The NGO International Drug Policy Consortium (IDPC) is running a short series of posts called INCB Watch to explore how the International Narcotics Control Board has changed – or remained the same – over the past decade or so. This post was originally published on IDPC website on October 1st, 2018. As a reminder, FAAAT would like to recall a report published just 10 years ago by International Harm Reduction Association, questioning and constructively criticizing the way INCB operates.
As recently as 2013 to 2014, during the Presidency of Mr. Raymond Yans, it was customary amongst the reform-minded elements of civil society to refer to the INCB as ‘the dinosaur of the international drug control regime’. This was owing to the Board’s obstinate refusal to countenance any form of change, or to engage meaningfully with civil society or human rights.
As Mr Philip Emafo, INCB President, declared in 2007: ‘Our mandate is not with civil society…We have a mandate to discuss with governments. We do not go about seeking information from outside.’ Over the ensuing ten years, much has changed at the INCB, most of it for the better. The Board now undertakes a dialogue with civil society at each CND. In addition, the Board met with civil society delegates in May 2018, in order to discuss the medical and non-medical uses of cannabis [FAAAT was present at this meeting]. This increased involvement with critical civil society appears to have influenced the Board’s approach to its mandate, which had long been interpreted in the most conservative of ways.

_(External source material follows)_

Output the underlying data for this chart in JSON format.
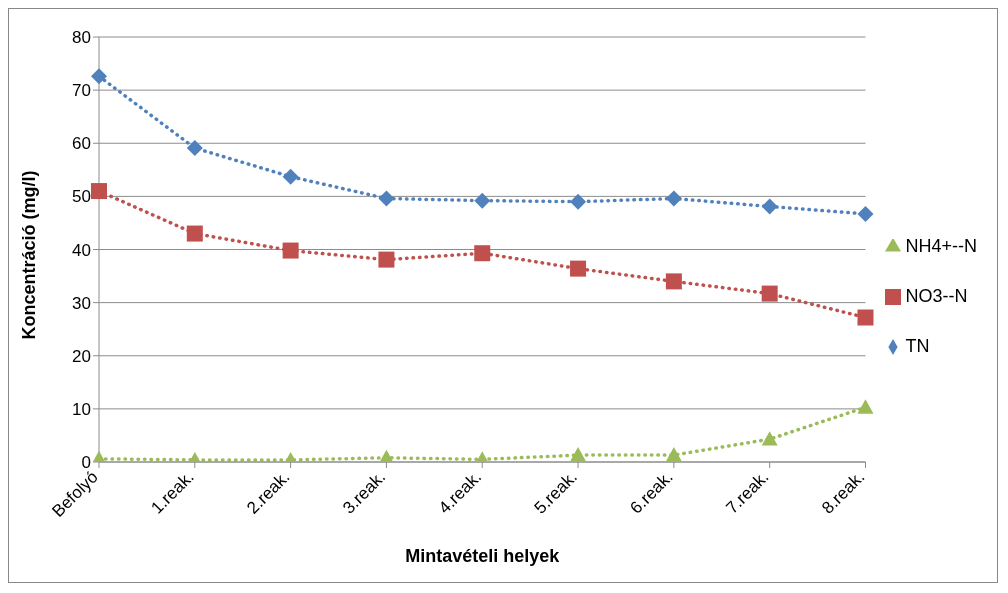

One of the most important progressive developments is INCB’s move from a ‘neutral’ stance on the use of the death penalty for drugs-related offences to a position in which it advocates for State Parties to abandon the use of this practice. More recently, the INCB has also condemned extrajudicial killings of suspected drug offenders – although after intense pressure from civil society – as ‘a serious breach of the legal obligations to which the Philippines is held by the three UN drug control conventions and by the corpus of international legal instruments to which the country has adhered’.
Another major change relates to the INCB’s position on decriminalisation. In 2015, the Board concluded that: ‘The treaties do not require the incarceration of drug users, but rather provide for alternatives to conviction or punishment for those affected by drug abuse… That some countries have chosen incarceration rather than treatment has been a denial by governments of the flexibility that the treaties provide’. Going a step further in supporting the decriminalisation policy, the INCB spoke at a side event at the 58th session of the CND on decriminalisation in Portugal.
Similarly, there has been a noticeable difference of tone on medicinal cannabis. In 2013, the INCB President had pronounced: ‘If such “medical” schemes are not well managed and supervised, they could be seen as “backdoor legalisation” of cannabis for recreational use’. Recent publications by the Board have openly acknowledged the legality of medicinal cannabis use under the 1961 convention, and focused instead on the technical, administrative and legal factors involved.
On harm reduction, the INCB has remained timid on drug consumption rooms. The Board was highly critical of this intervention in the past, declaring that ‘Drug injection rooms contravene the major principle of the treaties’. In 2016, the Board’s stance softened somewhat, at least in terms of the tone of its remarks, limiting its comments to technical and legal questions, implying that when certain conditions are fulfilled, these facilities do operate in line with the drug control treaties. In 2017, however, the Board again expressed reservationsconcerning the fact that users of the facilities acquired their drugs prior to entering the drug consumption rooms, and utilising stigmatising language such as ‘drug abusers’ – representing subtle indications of a retraction of the 2016 position.
All of these changes are linked to a broader support for drug policies based on human rights, about which the Board has been increasingly vocal in its recent annual reports. Nonetheless, the rhetorical support for human rights, while welcome, is at times highly limited in its practical application. The human rights of people who use drugs are routinely abrogated in the violence to which they are subjected by both police and traffickers. Moreover, traditional populations cultivating psychoactive crops such as cannabis, opium and coca often suffer internal displacement as a consequences of drug policies, and crop-eradication measures which generate impacts on human and animal health and the environment. The failure of the Board to come to grips with these measures, as well as with the gap between high level principles negotiated at UN meetings and the practices on the ground, represent considerable shortcomings in the performance of the INCB.
The organisation has come a long way since the days of Emafo and Yans and a refusal to discuss the topic of human rights, but there remains some way to go before the Board can become the champion of human rights and public health it appears as in its rhetoric.